The method for this would be:
Define a 2D universe that includes the x and y domains of your input data
Create a 2D fuzzy partition of this universe - chosing partition sizes that give the accuracy you require
Apply the discrete F-transform using your input data to generate fuzzy data points in a 3D fuzzy space
Pass the inverse F-transform as a function handle (along with the fuzzy data points) to your integration function
If you're not familiar with the F-transform then I posted a blog a while ago about how the F-transform can be used as a universal approximator in a 1D case: http://iainism-blogism.blogspot.co.uk/2012/01/fuzzy-wuzzy-was.html
To see the mathematics behind the method and extend it to a multidimensional case then the University of Ostravia has published a PhD thesis that explains its application to various engineering problems and also provides an example of how it is constructed for the case of a 2D universe: http://irafm.osu.cz/f/PhD_theses/Stepnicka.pdf
If you want a function handle, why not define f=#(xi,yi)interp2(X,Y,Z,xi,yi) ?

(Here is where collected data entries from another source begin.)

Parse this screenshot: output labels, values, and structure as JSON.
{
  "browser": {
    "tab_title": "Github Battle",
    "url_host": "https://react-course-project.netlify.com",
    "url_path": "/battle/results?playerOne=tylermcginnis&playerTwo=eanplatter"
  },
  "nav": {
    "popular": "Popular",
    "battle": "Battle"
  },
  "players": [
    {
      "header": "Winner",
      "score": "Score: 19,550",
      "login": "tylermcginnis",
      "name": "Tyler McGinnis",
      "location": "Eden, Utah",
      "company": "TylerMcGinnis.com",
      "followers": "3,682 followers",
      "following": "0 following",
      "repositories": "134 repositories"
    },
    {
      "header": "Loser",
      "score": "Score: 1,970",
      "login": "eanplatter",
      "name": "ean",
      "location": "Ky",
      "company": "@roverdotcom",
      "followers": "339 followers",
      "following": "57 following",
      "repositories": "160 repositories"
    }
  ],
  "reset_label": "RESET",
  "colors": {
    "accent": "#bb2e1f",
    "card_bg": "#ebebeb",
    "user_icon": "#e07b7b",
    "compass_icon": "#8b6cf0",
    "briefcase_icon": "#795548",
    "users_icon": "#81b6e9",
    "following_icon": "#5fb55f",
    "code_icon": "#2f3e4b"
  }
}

It might be a little slow, but I think it should work.
If I understand you correctly, you want to perform a surface/line integral of 2-D data. There are ways to do it but maybe not the way you want it. I had the exact same problem and it's annoying! The only way I solved it was using the Surface Fitting Tool (sftool) to create a surface then integrating it.
After you create your fit using the tool (it has a GUI as well), it will generate an sftool object which you can then integrate in (2-D) using quad2d
I also tried your method of using interp2 and got the results (which were similar to the sfobject) but I had no idea how to do a numerical integration (line/surface) with the data. Creating thesfobject and then integrating it was much faster.
It was the first time I do something like this so I confirmed it using a numerically evaluated line integral. According to Stoke's theorem, the surface integral and the line integral should be the same and it did turn out to be the same.
I asked this question in the mathematics stackexchange, wanted to do a line integral of 2-d data, ended up doing a surface integral and then confirming the answer using a line integral!